Seely managed the hotel according to regulations designed to cosset his guests. He made sure that no automobiles entered the property after 10:30 p.m. or before 9:00 a.m. Guests were requested not to run the water late at night. They were also discouraged from bringing young children. Signs in the historic elevators encourage guests to be quiet once they leave the Great Hall.

Early brochures even promise that cleaning is done by Sturtevant Vacuum Cleaners that are “noiseless.” It is precisely into this silent, rule-bound environment that the Pink Lady intrudes, violating the mandates that define this space of retreat. She wanders the corridors. She tickles your toes when you sleep. She does not obey the rules.

Guests and employees like to talk about the Pink Lady. They tend to say that she’s the spirit of a woman who died “in the 1920s” or “around 1920,” this uncertainty adding to the elusiveness of the legend. “She’s like a shadow,” says someone reading a newspaper by the fire.

“She’s strange but gentle,” says a guest at the bar. The woman at the check-in desk says that some visitors call and request Room 545, but others make it clear that they want to be placed as far away as possible.

My waiter in the hotel’s Edison Restaurant is sure she exists. He recalls strange events late at night, when he has been closing up. Once, a commercial-grade lock unlocked itself. The restaurant is part of the modern addition to the resort, so the Pink Lady’s purview extends from the old into the new.

“She turns lights on and off,” says a woman sitting at the next table, after he walks away. “Late at night.” The elevator operator says that everyone asks about the Pink Lady. On the walls of the fifth floor hang reproductions of old black-and-white photographs of the hotel.

Although the Pink Lady is primarily associated with the hotel’s interior spaces, the landscape beyond is also suited to a phantom. The Blue Ridge Mountains are characterized as otherworldly in early advertising materials. It is “the Land of the Sky”: the ideal location for a restless spirit.

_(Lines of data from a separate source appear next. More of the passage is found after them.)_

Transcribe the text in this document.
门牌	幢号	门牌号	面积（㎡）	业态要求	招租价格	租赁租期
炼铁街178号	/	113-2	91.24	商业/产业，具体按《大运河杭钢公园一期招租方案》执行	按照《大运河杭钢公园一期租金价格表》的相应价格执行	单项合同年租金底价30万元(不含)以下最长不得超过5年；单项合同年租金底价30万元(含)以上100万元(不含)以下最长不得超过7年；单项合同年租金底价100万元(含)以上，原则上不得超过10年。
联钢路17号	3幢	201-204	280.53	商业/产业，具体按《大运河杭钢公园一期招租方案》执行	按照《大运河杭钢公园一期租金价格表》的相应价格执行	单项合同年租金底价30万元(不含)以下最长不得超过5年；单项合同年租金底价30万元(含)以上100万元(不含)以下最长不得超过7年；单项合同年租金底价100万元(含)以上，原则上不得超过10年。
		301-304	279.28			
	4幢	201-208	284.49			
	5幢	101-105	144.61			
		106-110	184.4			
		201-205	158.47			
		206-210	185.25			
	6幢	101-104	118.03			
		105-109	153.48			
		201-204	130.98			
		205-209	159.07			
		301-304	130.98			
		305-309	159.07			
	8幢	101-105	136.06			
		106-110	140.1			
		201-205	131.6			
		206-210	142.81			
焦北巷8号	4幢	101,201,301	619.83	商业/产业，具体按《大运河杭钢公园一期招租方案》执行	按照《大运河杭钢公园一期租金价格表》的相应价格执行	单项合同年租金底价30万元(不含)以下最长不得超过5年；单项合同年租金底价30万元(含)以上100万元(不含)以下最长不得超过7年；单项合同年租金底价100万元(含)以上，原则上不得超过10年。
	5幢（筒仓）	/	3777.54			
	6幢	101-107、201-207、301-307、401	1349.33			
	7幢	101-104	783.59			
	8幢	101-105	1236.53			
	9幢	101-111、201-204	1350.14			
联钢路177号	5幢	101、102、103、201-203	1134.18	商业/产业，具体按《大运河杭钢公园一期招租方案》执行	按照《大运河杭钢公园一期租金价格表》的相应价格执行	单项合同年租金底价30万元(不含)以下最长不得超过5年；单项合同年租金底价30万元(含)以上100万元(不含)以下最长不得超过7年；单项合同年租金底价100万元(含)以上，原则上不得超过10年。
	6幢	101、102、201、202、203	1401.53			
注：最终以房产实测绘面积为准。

Doormen open and close the hotel’s large main doors, letting in an evening breeze. Guests flow in and out, some dressed up for dinner and others still in their hiking clothes. Upstairs, it is silent: Seely’s dream. Someone must be staying in Room 545, since a Do Not Disturb sign hangs on the doorknob.

Perhaps historic hotels like ghost stories so much because ghosts are like guests: wandering and displaced. Restless. The Pink Lady is the ultimate hotel guest, the embodiment of travel itself. She will never leave.